The googleSearch tool accepts the following optional configuration options:


google.tools.googleSearch({

  searchTypes: { webSearch: {} },

  timeRangeFilter: {

    startTime: '2025-01-01T00:00:00Z',

    endTime: '2025-12-31T23:59:59Z',

  },

});

When Google Search grounding is enabled, the model will include sources in the response.

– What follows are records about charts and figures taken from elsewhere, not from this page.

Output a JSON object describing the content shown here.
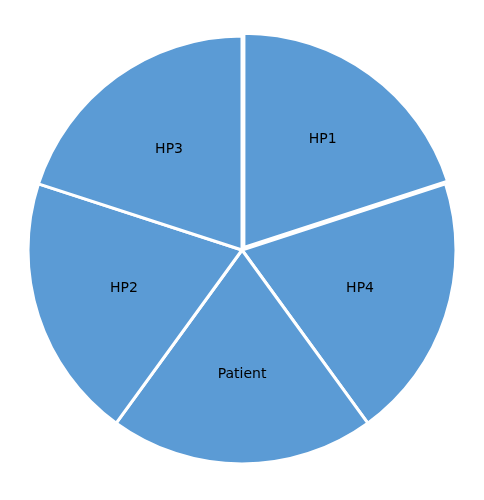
{
  "chart_data": {
    "type": "pie",
    "categories": [
      "HP1",
      "HP4",
      "Patient",
      "HP2",
      "HP3"
    ],
    "values": [
      20,
      20,
      20,
      20,
      20
    ],
    "colors": [
      "#5B9BD5",
      "#5B9BD5",
      "#5B9BD5",
      "#5B9BD5",
      "#5B9BD5"
    ]
  }
}
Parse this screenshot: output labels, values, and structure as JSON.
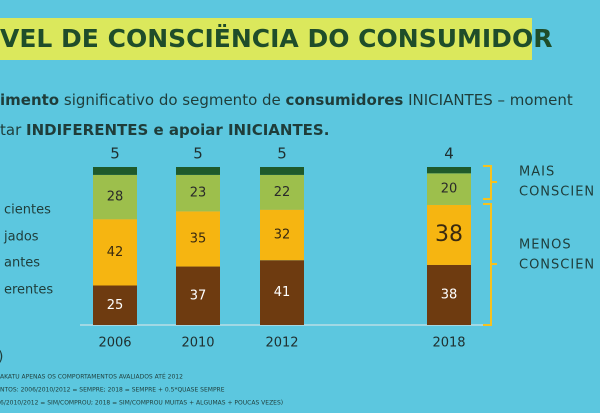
{
  "chart_data": {
    "type": "stacked_bar",
    "title": "VEL DE CONSCIËNCIA DO CONSUMIDOR",
    "subtitle_lines": [
      [
        {
          "text": "imento",
          "bold": true
        },
        {
          "text": " significativo do segmento de ",
          "bold": false
        },
        {
          "text": "consumidores",
          "bold": true
        },
        {
          "text": " INICIANTES – moment",
          "bold": false
        }
      ],
      [
        {
          "text": "tar ",
          "bold": false
        },
        {
          "text": "INDIFERENTES e apoiar INICIANTES.",
          "bold": true
        }
      ]
    ],
    "categories": [
      "2006",
      "2010",
      "2012",
      "2018"
    ],
    "series": [
      {
        "name": "erentes",
        "color": "#6e3b10",
        "label_color": "#ffffff",
        "values": [
          25,
          37,
          41,
          38
        ]
      },
      {
        "name": "antes",
        "color": "#f6b511",
        "label_color": "#3a2a10",
        "values": [
          42,
          35,
          32,
          38
        ]
      },
      {
        "name": "jados",
        "color": "#9dbf4c",
        "label_color": "#2a2a2a",
        "values": [
          28,
          23,
          22,
          20
        ]
      },
      {
        "name": "cientes",
        "color": "#1f5a2b",
        "label_color": "#2a2a2a",
        "values": [
          5,
          5,
          5,
          4
        ]
      }
    ],
    "bracket_labels": [
      [
        "MAIS",
        "CONSCIEN"
      ],
      [
        "MENOS",
        "CONSCIEN"
      ]
    ],
    "footnotes": [
      "AKATU APENAS OS COMPORTAMENTOS AVALIADOS ATÉ 2012",
      "NTOS: 2006/2010/2012 = SEMPRE; 2018 = SEMPRE + 0.5*QUASE SEMPRE",
      "6/2010/2012 = SIM/COMPROU; 2018 = SIM/COMPROU MUITAS + ALGUMAS + POUCAS VEZES)"
    ],
    "side_mark": ")"
  }
}
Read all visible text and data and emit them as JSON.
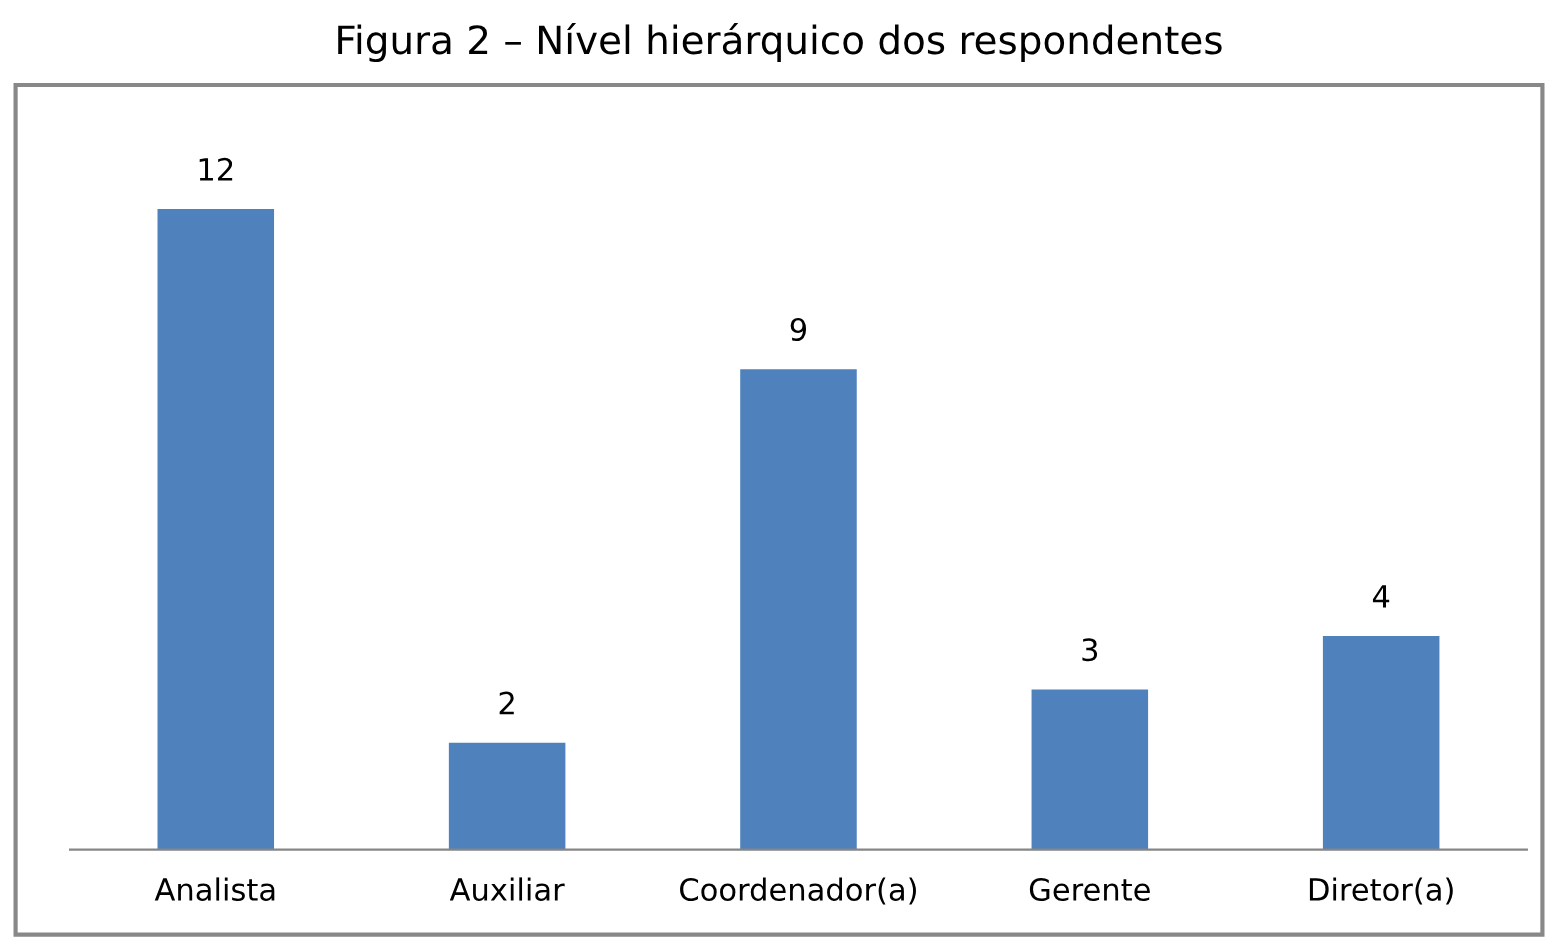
{
  "chart_data": {
    "type": "bar",
    "title": "Figura 2 – Nível hierárquico dos respondentes",
    "categories": [
      "Analista",
      "Auxiliar",
      "Coordenador(a)",
      "Gerente",
      "Diretor(a)"
    ],
    "values": [
      12,
      2,
      9,
      3,
      4
    ],
    "color": "#4f81bd",
    "data_labels": true,
    "grid": false,
    "legend": false
  }
}
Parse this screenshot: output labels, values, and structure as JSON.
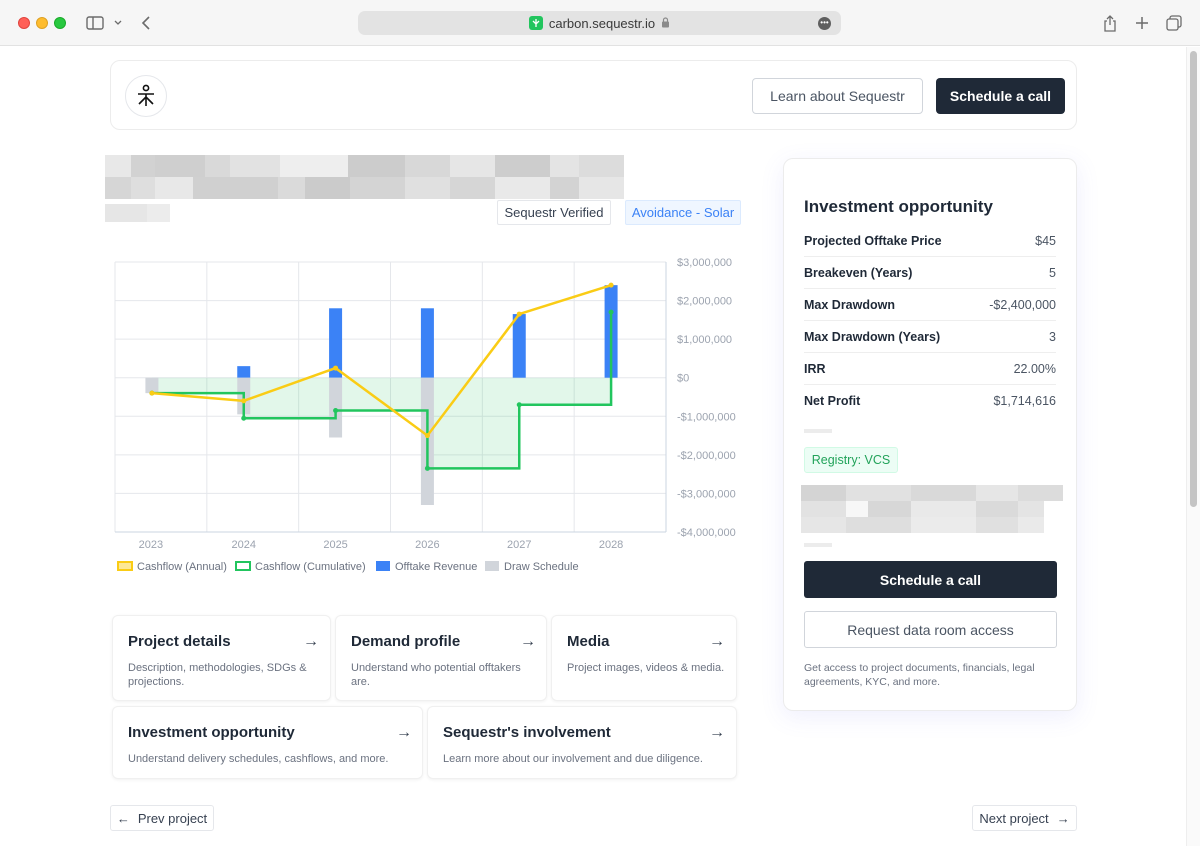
{
  "browser": {
    "url": "carbon.sequestr.io"
  },
  "header": {
    "learn_label": "Learn about Sequestr",
    "schedule_label": "Schedule a call"
  },
  "badges": {
    "verified": "Sequestr Verified",
    "type": "Avoidance - Solar"
  },
  "chart_data": {
    "type": "bar",
    "categories": [
      "2023",
      "2024",
      "2025",
      "2026",
      "2027",
      "2028"
    ],
    "y_axis_label_position": "right",
    "ylim": [
      -4000000,
      3000000
    ],
    "y_ticks": [
      3000000,
      2000000,
      1000000,
      0,
      -1000000,
      -2000000,
      -3000000,
      -4000000
    ],
    "y_tick_labels": [
      "$3,000,000",
      "$2,000,000",
      "$1,000,000",
      "$0",
      "-$1,000,000",
      "-$2,000,000",
      "-$3,000,000",
      "-$4,000,000"
    ],
    "grid": true,
    "series": [
      {
        "name": "Cashflow (Annual)",
        "kind": "line",
        "color": "#facc15",
        "values": [
          -400000,
          -600000,
          250000,
          -1500000,
          1650000,
          2400000
        ]
      },
      {
        "name": "Cashflow (Cumulative)",
        "kind": "step-area",
        "color": "#22c55e",
        "values": [
          -400000,
          -1050000,
          -850000,
          -2350000,
          -700000,
          1700000
        ]
      },
      {
        "name": "Offtake Revenue",
        "kind": "bar",
        "color": "#3b82f6",
        "values": [
          0,
          300000,
          1800000,
          1800000,
          1650000,
          2400000
        ]
      },
      {
        "name": "Draw Schedule",
        "kind": "bar",
        "color": "#d1d5db",
        "values": [
          -400000,
          -950000,
          -1550000,
          -3300000,
          0,
          0
        ]
      }
    ]
  },
  "cards": [
    {
      "title": "Project details",
      "desc": "Description, methodologies, SDGs & projections."
    },
    {
      "title": "Demand profile",
      "desc": "Understand who potential offtakers are."
    },
    {
      "title": "Media",
      "desc": "Project images, videos & media."
    },
    {
      "title": "Investment opportunity",
      "desc": "Understand delivery schedules, cashflows, and more."
    },
    {
      "title": "Sequestr's involvement",
      "desc": "Learn more about our involvement and due diligence."
    }
  ],
  "nav": {
    "prev": "Prev project",
    "next": "Next project"
  },
  "panel": {
    "title": "Investment opportunity",
    "stats": [
      {
        "label": "Projected Offtake Price",
        "value": "$45"
      },
      {
        "label": "Breakeven (Years)",
        "value": "5"
      },
      {
        "label": "Max Drawdown",
        "value": "-$2,400,000"
      },
      {
        "label": "Max Drawdown (Years)",
        "value": "3"
      },
      {
        "label": "IRR",
        "value": "22.00%"
      },
      {
        "label": "Net Profit",
        "value": "$1,714,616"
      }
    ],
    "registry": "Registry: VCS",
    "schedule_label": "Schedule a call",
    "request_label": "Request data room access",
    "note": "Get access to project documents, financials, legal agreements, KYC, and more."
  }
}
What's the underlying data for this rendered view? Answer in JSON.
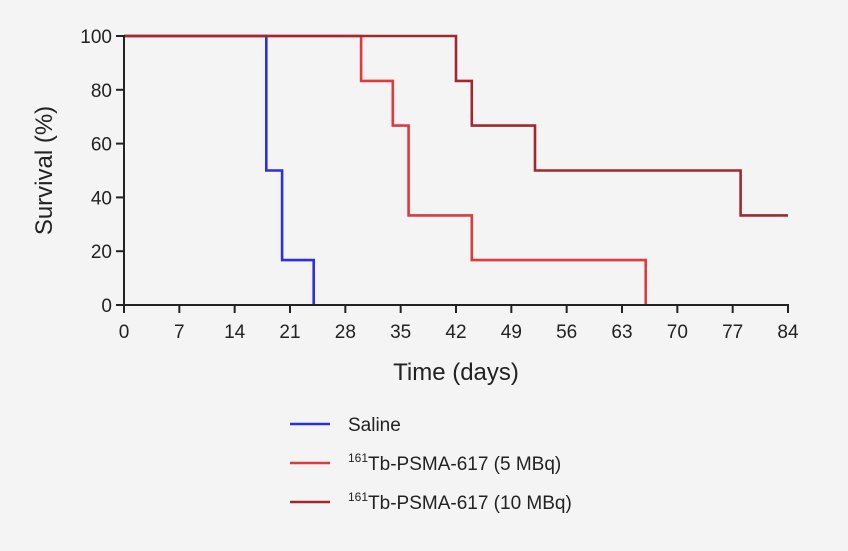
{
  "chart_data": {
    "type": "line",
    "subtype": "kaplan-meier-step",
    "title": "",
    "xlabel": "Time (days)",
    "ylabel": "Survival (%)",
    "xlim": [
      0,
      84
    ],
    "ylim": [
      0,
      100
    ],
    "xticks": [
      0,
      7,
      14,
      21,
      28,
      35,
      42,
      49,
      56,
      63,
      70,
      77,
      84
    ],
    "yticks": [
      0,
      20,
      40,
      60,
      80,
      100
    ],
    "grid": false,
    "legend_position": "bottom",
    "series": [
      {
        "name": "Saline",
        "name_sup": "",
        "name_main": "Saline",
        "color": "#2b2fe0",
        "points": [
          [
            0,
            100
          ],
          [
            18,
            100
          ],
          [
            18,
            50
          ],
          [
            20,
            50
          ],
          [
            20,
            16.7
          ],
          [
            24,
            16.7
          ],
          [
            24,
            0
          ]
        ]
      },
      {
        "name": "161Tb-PSMA-617 (5 MBq)",
        "name_sup": "161",
        "name_main": "Tb-PSMA-617 (5 MBq)",
        "color": "#e03a3a",
        "points": [
          [
            0,
            100
          ],
          [
            30,
            100
          ],
          [
            30,
            83.3
          ],
          [
            34,
            83.3
          ],
          [
            34,
            66.7
          ],
          [
            36,
            66.7
          ],
          [
            36,
            33.3
          ],
          [
            44,
            33.3
          ],
          [
            44,
            16.7
          ],
          [
            66,
            16.7
          ],
          [
            66,
            0
          ]
        ]
      },
      {
        "name": "161Tb-PSMA-617 (10 MBq)",
        "name_sup": "161",
        "name_main": "Tb-PSMA-617 (10 MBq)",
        "color": "#a3282d",
        "points": [
          [
            0,
            100
          ],
          [
            42,
            100
          ],
          [
            42,
            83.3
          ],
          [
            44,
            83.3
          ],
          [
            44,
            66.7
          ],
          [
            52,
            66.7
          ],
          [
            52,
            50
          ],
          [
            78,
            50
          ],
          [
            78,
            33.3
          ],
          [
            84,
            33.3
          ]
        ]
      }
    ]
  }
}
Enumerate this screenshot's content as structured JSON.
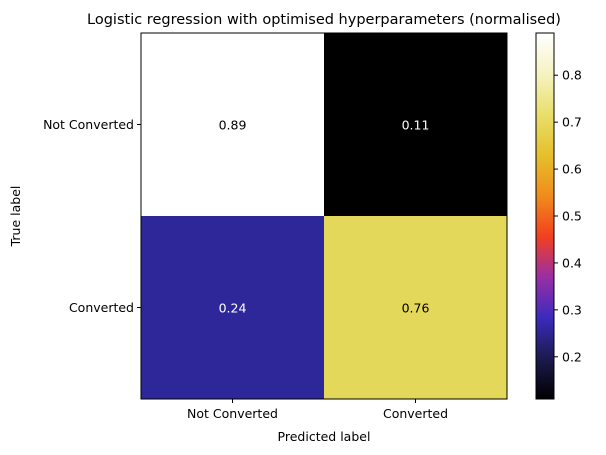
{
  "chart_data": {
    "type": "heatmap",
    "title": "Logistic regression with optimised hyperparameters (normalised)",
    "xlabel": "Predicted label",
    "ylabel": "True label",
    "x_categories": [
      "Not Converted",
      "Converted"
    ],
    "y_categories": [
      "Not Converted",
      "Converted"
    ],
    "values": [
      [
        0.89,
        0.11
      ],
      [
        0.24,
        0.76
      ]
    ],
    "cell_labels": [
      [
        "0.89",
        "0.11"
      ],
      [
        "0.24",
        "0.76"
      ]
    ],
    "colormap": "CMRmap",
    "cell_colors": [
      [
        "#ffffff",
        "#000000"
      ],
      [
        "#2e279a",
        "#e4d85a"
      ]
    ],
    "cell_text_colors": [
      [
        "#000000",
        "#ffffff"
      ],
      [
        "#ffffff",
        "#000000"
      ]
    ],
    "colorbar": {
      "range": [
        0.11,
        0.89
      ],
      "ticks": [
        "0.2",
        "0.3",
        "0.4",
        "0.5",
        "0.6",
        "0.7",
        "0.8"
      ],
      "tick_values": [
        0.2,
        0.3,
        0.4,
        0.5,
        0.6,
        0.7,
        0.8
      ],
      "gradient_stops": [
        "#000000",
        "#1c1a4e",
        "#3b2bbd",
        "#9a2ea5",
        "#f2401f",
        "#f08c1c",
        "#e6c02c",
        "#e8df6a",
        "#f6f3c2",
        "#ffffff"
      ]
    }
  }
}
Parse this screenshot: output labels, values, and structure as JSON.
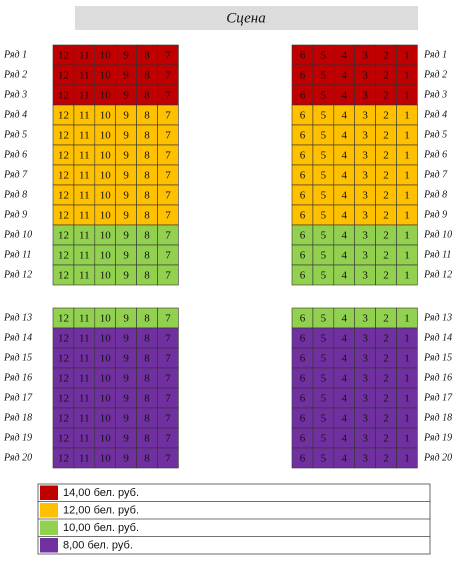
{
  "stage": "Сцена",
  "left_seats": [
    "12",
    "11",
    "10",
    "9",
    "8",
    "7"
  ],
  "right_seats": [
    "6",
    "5",
    "4",
    "3",
    "2",
    "1"
  ],
  "prices": [
    {
      "color": "#c00000",
      "label": "14,00 бел. руб."
    },
    {
      "color": "#ffc000",
      "label": "12,00 бел. руб."
    },
    {
      "color": "#92d050",
      "label": "10,00 бел. руб."
    },
    {
      "color": "#7030a0",
      "label": "8,00 бел. руб."
    }
  ],
  "sections": [
    {
      "rows": [
        {
          "label": "Ряд 1",
          "price": 0
        },
        {
          "label": "Ряд 2",
          "price": 0
        },
        {
          "label": "Ряд 3",
          "price": 0
        },
        {
          "label": "Ряд 4",
          "price": 1
        },
        {
          "label": "Ряд 5",
          "price": 1
        },
        {
          "label": "Ряд 6",
          "price": 1
        },
        {
          "label": "Ряд 7",
          "price": 1
        },
        {
          "label": "Ряд 8",
          "price": 1
        },
        {
          "label": "Ряд 9",
          "price": 1
        },
        {
          "label": "Ряд 10",
          "price": 2
        },
        {
          "label": "Ряд 11",
          "price": 2
        },
        {
          "label": "Ряд 12",
          "price": 2
        }
      ]
    },
    {
      "rows": [
        {
          "label": "Ряд 13",
          "price": 2
        },
        {
          "label": "Ряд 14",
          "price": 3
        },
        {
          "label": "Ряд 15",
          "price": 3
        },
        {
          "label": "Ряд 16",
          "price": 3
        },
        {
          "label": "Ряд 17",
          "price": 3
        },
        {
          "label": "Ряд 18",
          "price": 3
        },
        {
          "label": "Ряд 19",
          "price": 3
        },
        {
          "label": "Ряд 20",
          "price": 3
        }
      ]
    }
  ]
}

Additionally, the grounding metadata includes detailed information about how search results were used to ground the model's response. Here are the available fields:

Example response:


{

  "groundingMetadata": {

    "webSearchQueries": ["What's the weather in Chicago this weekend?"],

    "searchEntryPoint": {

      "renderedContent": "..."

    },

    "groundingSupports": [

      {

        "segment": {

          "startIndex": 0,

          "endIndex": 65,

          "text": "Chicago weather changes rapidly, so layers let you adjust easily."

        },

        "groundingChunkIndices": [0],

        "confidenceScores": [0.99]

      }

    ]

  }

}

With Enterprise Web Search, the model has access to a compliance-focused web index designed for highly-regulated industries such as finance, healthcare, and public sector.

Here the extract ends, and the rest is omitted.